AC: Right, that particular project was for children of migrant farm workers who had dropped out of school, and it was for children who had dropped out of school to work with their parents. The idea behind the grant was to help those children earn their high school diplomas and then transition them into post secondary education. Actually we still have that project today. So we had that project since 1987. About five and a half years ago, we added another federal project to help migrant students during their first year of college. That’s called the CAMP program and that’s very successful also.

LB: Was that continuous funding since ’87 for 19 years?

AC: We’ve had continuous funding since ’87. There have been different competitions for continuous funding.

LB: That’s quite a record because I know they don’t continue to fund programs, particularly at the federal level, unless they’re showing definite success.

AC: Well, we’ve actually been able to leverage those federal funds with a lot of private funds. That is one thing that has helped USF in its efforts to get more funding in the area of migrant education. I can tell you a little about some of the private projects that we’re working with since I guess the early ‘90s. We wanted to try to help the students that we were working with celebrate their success. As you know, the federal government will basically only pay for the essentials. We wanted to have graduation ceremonies with food. A lot of the students that participated in the program came from all over the state because it is a residential program. Their parents would drive to the award ceremonies and graduation ceremonies. Sometimes they would drive six or seven hours, and we wanted to be able to at least feed them when they came. So there was a woman working in the Dean’s Office at the time who was a full-time development officer. I can’t remember her name, but she was very helpful, and her name was Sue I believe. You might remember who she was. I can’t remember what her last name was. But she helped me put together a letter. We had an idea that if we wrote to some of the growers, because a lot of the student’s families worked for different growers around the state, it might work. We wrote to some of the growers explaining the situation and what we were trying to do so maybe we could raise some money. We wrote probably about 60 or 70 letters and just sent them out blindly, cold, explaining what we were trying to do. We received two or three letters back with checks. One of those letters was from Gary Wishnatzki who works in the strawberry industry. The other one came from Joey Esformes who works in the tomato industry. They actually sent us pretty generous checks and donations. For several years they helped support the program.
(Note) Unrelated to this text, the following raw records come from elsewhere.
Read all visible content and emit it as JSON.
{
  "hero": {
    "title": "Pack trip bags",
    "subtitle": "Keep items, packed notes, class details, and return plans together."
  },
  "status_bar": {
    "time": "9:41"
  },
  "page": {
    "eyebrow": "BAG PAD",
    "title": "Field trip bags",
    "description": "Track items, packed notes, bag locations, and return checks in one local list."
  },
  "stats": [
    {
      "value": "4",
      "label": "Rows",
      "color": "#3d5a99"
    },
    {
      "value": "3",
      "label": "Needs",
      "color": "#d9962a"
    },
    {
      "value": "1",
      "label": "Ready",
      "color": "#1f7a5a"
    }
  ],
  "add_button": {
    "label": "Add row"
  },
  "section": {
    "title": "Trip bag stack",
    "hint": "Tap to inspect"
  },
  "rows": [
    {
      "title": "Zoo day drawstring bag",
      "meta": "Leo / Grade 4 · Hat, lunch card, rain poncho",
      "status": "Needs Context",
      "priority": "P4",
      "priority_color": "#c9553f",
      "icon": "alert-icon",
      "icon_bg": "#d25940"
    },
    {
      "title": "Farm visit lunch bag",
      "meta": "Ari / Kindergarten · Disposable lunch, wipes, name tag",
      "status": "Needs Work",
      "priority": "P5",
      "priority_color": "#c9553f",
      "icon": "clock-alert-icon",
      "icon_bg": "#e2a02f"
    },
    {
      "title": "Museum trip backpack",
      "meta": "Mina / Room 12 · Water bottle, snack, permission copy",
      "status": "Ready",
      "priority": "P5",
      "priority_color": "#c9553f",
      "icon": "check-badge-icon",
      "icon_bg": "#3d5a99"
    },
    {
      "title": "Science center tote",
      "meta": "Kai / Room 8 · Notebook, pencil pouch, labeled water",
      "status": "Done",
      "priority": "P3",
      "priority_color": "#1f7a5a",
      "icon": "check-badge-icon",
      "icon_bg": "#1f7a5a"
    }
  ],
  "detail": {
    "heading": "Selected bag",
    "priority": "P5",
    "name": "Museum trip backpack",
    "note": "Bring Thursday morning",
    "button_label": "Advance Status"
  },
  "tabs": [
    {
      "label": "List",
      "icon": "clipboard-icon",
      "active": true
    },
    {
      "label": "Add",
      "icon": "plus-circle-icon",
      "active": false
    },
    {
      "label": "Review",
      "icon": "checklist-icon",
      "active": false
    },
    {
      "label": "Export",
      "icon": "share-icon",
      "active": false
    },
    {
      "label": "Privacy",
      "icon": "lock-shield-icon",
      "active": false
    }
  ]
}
Some others helped support the celebrations that we had.

When Joe Tomaino came on board as the development officer, I told him what we were doing and he got the idea that we really could raise a lot more money to help support the work in migrant education. And so he helped along with Steve Permuth, who was the Dean at the time. We went and we talked to a lot of strawberry and tomato growers from around the state, and we were able to start some private endowments to help students from migrant families become teachers. Now, those endowments have grown tremendously and we’re still working. We have a golf tournament every year. This year for the first time we had a fund raising tennis tournament. We’re supporting undergraduates to become teachers and the tennis tournament will support a graduate student in migrant education, who comes from a migrant family and who wants to be a leader in migrant education.